Furthermore, Holman said recommendations include a reduction in police chief days per year from the current contracted number, as well as the potential outsourcing of food service management to eliminate the related supervisor position.

“These were not easy decisions or discussions, but they were necessary,” she said.

Frisbie then described how the staffing change would impact expenditure changes beginning with salaries, which she said would see a net increase of around $11,900 from the 2020-21 budget.

Benefits will see an increase of $259,147 from the year before, with Frisbie saying there is a 9.65-percent increase to premiums for medical and prescription premiums, which accounts for around $247,000 of the increase.

A significant increase was mentioned for contracted professional services in the amount of $377,442 which was attributed to increases to special education services and digital academy/online learning, as well the addition of some federal funding.

A small decrease was anticipated for purchased professional services in the amount of $14,220 from the 2020-21 year.

Under “other purchase services,” Frisbie noted a significant anticipated increase of $780,460 which she said was due to substantial increases to cyber/charter tuition payments based on projected enrollment and tuition rate, when compared to the 2020-21 budget.

District supplies also see a significant increase of $859,266 compared to the prior year which Frisbie said was primarily driven by the budgeting of federal grant funds.

She said these funds will be largely going to technology equipment and supplies, which account for around $794,000 of the increased amount.

District property will see a modest increase of $68,290 based on capital equipment needs, while “other” expenditures are projected to have a substantial decrease of $638,411.
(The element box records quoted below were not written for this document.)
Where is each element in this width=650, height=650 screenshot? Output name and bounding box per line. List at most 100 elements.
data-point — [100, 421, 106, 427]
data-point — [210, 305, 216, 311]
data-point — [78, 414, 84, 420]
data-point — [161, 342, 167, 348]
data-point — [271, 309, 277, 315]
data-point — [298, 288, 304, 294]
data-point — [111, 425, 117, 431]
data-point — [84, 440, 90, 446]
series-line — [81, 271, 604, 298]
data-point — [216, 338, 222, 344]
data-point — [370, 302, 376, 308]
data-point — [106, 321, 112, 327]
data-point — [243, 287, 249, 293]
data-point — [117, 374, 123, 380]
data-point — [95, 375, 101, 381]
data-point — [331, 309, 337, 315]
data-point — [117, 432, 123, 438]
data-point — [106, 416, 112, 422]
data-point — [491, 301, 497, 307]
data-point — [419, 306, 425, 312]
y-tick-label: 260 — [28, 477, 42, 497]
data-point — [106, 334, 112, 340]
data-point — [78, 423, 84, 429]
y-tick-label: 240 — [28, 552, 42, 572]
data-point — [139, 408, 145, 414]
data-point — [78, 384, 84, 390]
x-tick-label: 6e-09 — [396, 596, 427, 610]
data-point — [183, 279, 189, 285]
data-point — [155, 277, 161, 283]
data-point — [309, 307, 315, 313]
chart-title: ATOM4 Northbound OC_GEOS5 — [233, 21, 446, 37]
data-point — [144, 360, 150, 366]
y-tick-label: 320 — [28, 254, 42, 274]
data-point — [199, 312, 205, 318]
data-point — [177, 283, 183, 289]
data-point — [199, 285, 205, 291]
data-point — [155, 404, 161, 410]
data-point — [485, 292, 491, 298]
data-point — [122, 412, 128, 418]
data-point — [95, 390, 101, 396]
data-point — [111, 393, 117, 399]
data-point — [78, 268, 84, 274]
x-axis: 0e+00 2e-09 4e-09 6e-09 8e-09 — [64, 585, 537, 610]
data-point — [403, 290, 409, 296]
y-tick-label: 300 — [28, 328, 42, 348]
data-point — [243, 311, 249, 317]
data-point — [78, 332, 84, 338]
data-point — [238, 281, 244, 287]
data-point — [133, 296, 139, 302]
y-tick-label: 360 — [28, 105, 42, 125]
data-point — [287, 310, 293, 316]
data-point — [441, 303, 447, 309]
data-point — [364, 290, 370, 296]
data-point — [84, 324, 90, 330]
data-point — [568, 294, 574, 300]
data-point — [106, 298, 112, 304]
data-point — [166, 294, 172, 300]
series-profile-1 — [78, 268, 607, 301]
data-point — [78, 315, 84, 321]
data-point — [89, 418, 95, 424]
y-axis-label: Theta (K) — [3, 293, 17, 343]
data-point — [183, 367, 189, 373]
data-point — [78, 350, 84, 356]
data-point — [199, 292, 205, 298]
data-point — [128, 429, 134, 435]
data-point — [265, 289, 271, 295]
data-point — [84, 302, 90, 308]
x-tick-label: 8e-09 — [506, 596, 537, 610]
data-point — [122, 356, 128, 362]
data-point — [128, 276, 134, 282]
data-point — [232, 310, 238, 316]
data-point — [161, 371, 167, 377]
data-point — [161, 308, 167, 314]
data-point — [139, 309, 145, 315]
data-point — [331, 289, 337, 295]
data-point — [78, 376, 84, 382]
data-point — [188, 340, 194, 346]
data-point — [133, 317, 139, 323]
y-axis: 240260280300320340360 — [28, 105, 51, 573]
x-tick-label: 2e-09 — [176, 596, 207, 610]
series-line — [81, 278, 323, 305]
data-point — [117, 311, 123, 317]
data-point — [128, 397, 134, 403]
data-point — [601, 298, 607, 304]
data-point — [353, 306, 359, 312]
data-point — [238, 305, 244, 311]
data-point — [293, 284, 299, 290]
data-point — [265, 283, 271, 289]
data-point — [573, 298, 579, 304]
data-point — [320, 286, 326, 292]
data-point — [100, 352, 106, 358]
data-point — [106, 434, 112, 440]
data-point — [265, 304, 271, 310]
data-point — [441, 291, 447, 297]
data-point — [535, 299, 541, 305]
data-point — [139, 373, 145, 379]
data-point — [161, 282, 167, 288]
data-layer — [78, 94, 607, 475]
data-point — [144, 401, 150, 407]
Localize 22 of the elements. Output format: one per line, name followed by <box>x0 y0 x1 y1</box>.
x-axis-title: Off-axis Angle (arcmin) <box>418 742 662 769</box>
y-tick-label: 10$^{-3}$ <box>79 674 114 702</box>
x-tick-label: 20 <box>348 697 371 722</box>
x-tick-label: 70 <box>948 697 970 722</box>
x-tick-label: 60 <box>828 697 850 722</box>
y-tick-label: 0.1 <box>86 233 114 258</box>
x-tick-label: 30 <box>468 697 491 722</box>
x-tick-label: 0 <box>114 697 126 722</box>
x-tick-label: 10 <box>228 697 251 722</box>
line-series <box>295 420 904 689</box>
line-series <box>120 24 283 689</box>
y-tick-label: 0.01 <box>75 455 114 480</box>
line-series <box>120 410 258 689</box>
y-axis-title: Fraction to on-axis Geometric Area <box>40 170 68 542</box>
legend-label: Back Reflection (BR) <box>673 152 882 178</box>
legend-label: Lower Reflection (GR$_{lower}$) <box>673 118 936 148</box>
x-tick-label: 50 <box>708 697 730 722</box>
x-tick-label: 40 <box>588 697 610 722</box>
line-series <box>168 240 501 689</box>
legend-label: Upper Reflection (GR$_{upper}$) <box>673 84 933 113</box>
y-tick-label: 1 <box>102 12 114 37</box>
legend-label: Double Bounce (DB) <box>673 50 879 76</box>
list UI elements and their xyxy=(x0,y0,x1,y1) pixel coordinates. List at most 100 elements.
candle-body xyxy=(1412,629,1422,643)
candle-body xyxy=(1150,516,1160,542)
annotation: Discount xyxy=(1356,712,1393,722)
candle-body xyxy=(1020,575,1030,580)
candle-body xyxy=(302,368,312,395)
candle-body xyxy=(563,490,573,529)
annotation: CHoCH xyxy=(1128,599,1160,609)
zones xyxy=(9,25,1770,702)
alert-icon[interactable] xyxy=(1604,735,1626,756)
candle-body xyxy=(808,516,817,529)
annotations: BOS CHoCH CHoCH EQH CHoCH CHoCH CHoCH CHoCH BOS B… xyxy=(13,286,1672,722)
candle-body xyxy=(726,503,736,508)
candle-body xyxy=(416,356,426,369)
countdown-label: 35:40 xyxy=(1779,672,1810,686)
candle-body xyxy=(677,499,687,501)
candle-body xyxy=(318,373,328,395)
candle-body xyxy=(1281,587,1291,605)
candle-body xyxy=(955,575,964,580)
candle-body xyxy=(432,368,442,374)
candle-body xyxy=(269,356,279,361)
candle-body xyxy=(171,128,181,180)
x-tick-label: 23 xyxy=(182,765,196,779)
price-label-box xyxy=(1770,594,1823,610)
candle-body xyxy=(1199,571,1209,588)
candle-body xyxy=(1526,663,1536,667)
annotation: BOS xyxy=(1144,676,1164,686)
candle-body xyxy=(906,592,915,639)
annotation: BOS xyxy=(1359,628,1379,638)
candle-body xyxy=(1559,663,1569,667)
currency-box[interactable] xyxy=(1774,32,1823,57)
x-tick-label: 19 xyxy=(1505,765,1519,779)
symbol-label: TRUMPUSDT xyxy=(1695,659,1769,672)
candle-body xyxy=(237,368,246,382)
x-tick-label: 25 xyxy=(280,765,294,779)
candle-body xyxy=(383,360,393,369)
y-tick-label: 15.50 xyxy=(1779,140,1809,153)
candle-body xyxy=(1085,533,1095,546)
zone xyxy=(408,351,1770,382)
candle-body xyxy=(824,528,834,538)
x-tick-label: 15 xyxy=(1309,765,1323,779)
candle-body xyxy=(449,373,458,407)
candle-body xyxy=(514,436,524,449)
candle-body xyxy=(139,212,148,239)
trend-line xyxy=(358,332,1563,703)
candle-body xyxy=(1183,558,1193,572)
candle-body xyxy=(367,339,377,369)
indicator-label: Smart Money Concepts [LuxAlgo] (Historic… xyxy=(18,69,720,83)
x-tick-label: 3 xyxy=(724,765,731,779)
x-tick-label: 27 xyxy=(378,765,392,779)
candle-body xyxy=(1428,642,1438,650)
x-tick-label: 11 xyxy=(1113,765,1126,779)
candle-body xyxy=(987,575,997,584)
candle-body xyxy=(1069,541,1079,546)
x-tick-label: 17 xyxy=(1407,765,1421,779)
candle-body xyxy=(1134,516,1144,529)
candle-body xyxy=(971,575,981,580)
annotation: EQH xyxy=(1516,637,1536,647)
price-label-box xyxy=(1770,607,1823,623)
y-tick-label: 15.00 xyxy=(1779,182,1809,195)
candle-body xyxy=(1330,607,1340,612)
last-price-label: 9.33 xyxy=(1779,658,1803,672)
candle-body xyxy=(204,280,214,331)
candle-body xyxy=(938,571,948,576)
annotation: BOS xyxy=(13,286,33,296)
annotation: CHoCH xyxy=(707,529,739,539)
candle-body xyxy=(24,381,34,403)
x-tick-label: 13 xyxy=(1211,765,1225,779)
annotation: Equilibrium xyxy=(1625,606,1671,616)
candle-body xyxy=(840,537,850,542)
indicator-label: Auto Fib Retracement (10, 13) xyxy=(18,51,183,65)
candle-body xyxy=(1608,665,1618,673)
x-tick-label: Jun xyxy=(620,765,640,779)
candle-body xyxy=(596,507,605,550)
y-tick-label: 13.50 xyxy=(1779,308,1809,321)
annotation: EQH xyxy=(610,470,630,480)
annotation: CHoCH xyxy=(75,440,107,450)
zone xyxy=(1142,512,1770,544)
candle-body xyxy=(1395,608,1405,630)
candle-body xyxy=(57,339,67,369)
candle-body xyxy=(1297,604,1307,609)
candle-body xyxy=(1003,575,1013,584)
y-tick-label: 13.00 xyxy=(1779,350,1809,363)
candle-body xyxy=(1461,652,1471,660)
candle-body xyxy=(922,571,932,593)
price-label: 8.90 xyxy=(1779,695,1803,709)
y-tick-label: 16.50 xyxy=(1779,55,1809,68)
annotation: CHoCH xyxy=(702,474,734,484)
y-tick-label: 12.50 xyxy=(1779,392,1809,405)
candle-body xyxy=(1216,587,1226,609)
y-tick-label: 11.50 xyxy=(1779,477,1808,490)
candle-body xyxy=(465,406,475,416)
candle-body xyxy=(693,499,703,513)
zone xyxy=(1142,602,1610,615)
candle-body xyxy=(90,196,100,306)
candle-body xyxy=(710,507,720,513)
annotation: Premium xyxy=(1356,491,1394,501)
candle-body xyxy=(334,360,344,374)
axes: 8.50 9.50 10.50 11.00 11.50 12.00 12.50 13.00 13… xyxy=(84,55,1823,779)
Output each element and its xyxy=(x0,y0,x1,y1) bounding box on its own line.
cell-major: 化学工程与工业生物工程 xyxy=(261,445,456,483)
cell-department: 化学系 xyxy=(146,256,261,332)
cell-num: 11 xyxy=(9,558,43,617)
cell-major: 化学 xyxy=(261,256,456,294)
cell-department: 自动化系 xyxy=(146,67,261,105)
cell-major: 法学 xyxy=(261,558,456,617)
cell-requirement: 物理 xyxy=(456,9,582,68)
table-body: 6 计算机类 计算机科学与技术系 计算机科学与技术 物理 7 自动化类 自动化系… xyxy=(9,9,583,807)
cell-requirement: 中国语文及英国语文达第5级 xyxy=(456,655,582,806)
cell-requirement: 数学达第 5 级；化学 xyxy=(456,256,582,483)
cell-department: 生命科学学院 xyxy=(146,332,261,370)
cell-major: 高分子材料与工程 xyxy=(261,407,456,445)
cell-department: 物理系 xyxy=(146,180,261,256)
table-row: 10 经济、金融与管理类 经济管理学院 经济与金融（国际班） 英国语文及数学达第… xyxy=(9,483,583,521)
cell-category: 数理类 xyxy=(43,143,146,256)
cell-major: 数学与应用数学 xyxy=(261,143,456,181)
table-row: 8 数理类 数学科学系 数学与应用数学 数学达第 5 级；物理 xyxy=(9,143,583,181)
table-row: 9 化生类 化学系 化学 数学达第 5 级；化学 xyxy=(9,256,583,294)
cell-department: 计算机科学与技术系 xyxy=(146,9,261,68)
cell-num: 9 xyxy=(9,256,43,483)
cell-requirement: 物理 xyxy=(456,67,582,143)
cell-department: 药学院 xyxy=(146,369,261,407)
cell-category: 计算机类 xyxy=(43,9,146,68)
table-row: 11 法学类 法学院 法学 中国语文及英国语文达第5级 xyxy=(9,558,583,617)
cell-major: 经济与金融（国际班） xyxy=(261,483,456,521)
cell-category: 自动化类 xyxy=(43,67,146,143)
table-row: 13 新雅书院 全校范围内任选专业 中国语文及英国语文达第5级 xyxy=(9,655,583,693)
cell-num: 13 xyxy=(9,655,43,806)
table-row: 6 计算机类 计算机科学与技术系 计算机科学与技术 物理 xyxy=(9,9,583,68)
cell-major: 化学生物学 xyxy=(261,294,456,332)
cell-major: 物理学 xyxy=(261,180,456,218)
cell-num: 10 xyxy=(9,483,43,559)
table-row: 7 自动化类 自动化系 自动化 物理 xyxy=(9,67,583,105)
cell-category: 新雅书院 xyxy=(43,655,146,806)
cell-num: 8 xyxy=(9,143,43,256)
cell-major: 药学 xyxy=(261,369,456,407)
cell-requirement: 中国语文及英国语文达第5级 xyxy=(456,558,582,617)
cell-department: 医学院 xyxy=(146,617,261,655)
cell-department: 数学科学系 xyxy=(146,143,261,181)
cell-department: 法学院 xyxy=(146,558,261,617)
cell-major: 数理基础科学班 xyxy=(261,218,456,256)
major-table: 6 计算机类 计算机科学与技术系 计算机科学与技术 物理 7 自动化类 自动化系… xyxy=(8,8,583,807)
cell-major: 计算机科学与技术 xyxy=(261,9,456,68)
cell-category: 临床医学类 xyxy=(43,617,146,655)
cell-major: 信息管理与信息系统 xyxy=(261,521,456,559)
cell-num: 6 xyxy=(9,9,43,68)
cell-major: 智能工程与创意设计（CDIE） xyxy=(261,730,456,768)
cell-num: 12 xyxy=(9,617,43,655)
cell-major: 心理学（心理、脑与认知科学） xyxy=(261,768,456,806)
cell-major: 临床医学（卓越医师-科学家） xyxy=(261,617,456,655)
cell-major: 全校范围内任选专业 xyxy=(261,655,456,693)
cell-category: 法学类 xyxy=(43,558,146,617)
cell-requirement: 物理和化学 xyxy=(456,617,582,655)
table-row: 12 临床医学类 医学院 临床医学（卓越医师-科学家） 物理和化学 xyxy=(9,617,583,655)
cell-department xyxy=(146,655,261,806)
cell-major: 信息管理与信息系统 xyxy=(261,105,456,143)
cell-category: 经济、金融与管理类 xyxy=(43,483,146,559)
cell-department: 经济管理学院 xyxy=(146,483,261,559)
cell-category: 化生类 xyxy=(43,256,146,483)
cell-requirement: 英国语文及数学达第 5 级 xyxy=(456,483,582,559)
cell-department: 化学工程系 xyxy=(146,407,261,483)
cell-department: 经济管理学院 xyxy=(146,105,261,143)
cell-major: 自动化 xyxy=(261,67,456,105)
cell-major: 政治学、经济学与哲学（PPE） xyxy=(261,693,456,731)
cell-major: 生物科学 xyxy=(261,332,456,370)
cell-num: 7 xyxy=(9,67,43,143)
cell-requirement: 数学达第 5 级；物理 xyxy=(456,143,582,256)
This decrease, Frisbie said, is related to the district having an increase to debt service payments based on repayment schedules, corresponding decreases to the capital reserve transfer, and decreases from the prior year for COVID expenditures and certain grant funds.

Overall, Frisbie said that there would be a proposed fund balance use of $1,452,569 is proposed to cover the final remaining shortfall once the tax increase is factored into the revenues and expenditures.

Additionally, looking at budget variances for the district’s 2020-2021 budget, Frisbie noted that the district’s 2021 estimated actual revenues and expenditures saw a net variance decrease of around 4.74 percent, or $2,230,222 compared to what was calculated in the 2021 budget.

Frisbie also reviewed five-year budget projections and the gap between Northwestern Lehigh’s revenues and expenses, as well as the potential impacts of raising, or not raising, taxes over the next five years.

Business Administrator Leslie Frisbie provided board members with five-year projections of the district's estimated shortfalls with and without the inclusion of yearly tax increases.